The lessons I draw from my first hand experience with the living wage issue may not be applicable to every business situation. After all, salaries for low wage employees make up only about five percent of our budget.   For some businesses, salaries of low-wage workers are a major cost of doing business. Yet, those who are fighting against making this a halachic requirement should consider that there are benefits waiting for them besides the psychic ones of knowing that their employees are better paid.  Our experience is that by paying more that the prevailing wage we attracted the excellent employees who were unusually dedicated to their jobs. They knew that if they lost the job with us, they would be unlikely to find one that paid as well.  They were also able to cut back on their other jobs so they had more energy when working for us. Partly because they weren’t torn between more than one job, we also experienced a low level of absenteeism.  Due to the quality of our workers, we were eventually able to cut out a layer of supervision.  While my economics training tells me that the rational employer would already be paying more if these benefits were worth the cost, my real world experience suggests that it is possible for an entire sector (e.g., synagogues in the DC region) to overlook this benefit while focusing on the bottom line of costs.

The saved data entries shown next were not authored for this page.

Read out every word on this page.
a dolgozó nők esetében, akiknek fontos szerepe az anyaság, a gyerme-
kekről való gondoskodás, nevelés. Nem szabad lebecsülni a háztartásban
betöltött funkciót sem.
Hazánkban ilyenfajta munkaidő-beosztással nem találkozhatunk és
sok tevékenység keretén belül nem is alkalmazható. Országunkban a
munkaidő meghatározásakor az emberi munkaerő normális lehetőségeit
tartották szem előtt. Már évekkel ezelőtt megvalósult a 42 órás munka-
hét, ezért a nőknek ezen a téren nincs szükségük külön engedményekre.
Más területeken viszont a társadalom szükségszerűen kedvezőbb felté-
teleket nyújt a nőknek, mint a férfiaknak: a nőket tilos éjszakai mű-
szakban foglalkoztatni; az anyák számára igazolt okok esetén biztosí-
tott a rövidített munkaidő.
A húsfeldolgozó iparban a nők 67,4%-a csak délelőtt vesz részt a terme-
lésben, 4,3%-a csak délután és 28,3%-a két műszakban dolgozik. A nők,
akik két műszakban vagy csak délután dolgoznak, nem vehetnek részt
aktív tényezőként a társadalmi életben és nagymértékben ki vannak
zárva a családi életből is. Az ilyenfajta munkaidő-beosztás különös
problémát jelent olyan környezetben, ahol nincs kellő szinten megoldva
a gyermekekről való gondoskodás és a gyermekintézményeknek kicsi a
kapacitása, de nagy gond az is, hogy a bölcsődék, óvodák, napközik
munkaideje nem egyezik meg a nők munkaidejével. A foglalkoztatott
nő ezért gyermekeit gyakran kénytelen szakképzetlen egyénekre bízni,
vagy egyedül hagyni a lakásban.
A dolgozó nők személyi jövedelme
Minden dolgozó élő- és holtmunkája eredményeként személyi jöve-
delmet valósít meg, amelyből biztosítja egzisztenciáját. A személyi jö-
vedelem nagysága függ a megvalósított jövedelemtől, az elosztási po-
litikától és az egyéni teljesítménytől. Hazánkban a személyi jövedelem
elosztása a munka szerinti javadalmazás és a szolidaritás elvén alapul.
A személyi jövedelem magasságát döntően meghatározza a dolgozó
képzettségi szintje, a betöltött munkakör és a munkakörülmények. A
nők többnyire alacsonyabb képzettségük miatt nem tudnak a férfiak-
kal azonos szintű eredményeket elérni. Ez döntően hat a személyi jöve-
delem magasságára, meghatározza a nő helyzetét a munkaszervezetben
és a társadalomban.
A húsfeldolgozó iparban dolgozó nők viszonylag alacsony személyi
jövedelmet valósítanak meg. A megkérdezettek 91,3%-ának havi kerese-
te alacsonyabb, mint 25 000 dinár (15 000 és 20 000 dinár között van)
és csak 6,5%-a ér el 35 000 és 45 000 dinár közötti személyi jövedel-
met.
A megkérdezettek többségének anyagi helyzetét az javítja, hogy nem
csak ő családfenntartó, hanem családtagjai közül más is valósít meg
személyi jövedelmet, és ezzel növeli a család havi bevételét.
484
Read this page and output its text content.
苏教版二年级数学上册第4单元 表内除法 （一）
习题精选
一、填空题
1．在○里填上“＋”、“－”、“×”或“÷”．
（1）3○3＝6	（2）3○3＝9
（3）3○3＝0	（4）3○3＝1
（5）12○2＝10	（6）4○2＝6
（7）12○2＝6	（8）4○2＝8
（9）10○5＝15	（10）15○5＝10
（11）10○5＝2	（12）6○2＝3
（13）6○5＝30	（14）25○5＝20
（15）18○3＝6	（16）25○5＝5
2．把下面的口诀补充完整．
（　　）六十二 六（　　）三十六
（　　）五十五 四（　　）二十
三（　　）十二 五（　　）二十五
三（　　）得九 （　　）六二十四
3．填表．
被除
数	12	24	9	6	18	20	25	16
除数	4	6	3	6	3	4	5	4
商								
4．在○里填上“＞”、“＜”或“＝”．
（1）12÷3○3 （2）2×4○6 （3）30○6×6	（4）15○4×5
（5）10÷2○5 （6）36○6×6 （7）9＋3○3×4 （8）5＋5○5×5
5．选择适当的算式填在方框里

Now, this is not to say that the extra expense was not without consequence.  Our dues are a bit higher than they would be if we paid our janitors less and didn’t insist that they have health insurance.  We are still struggling to get to our target level of membership but it is hard to argue that we would have significantly more members if dues were $50 or $100 lower.   We are in a very competitive market, but the competition is complex and people weigh many factors in deciding what congregation to join.  I hope that those who hear that we pay our janitorial staff a living wage weigh that in our favor.  It says a lot about the way our congregation conducts itself on many other levels as well.

Before mandating that every observant Jew pay employees the living wage, the Conservative movement might trying leading by example and strongly urging its congregations to pay janitors the living wage.  That way, congregation members can see for themselves the difference the living wage can make.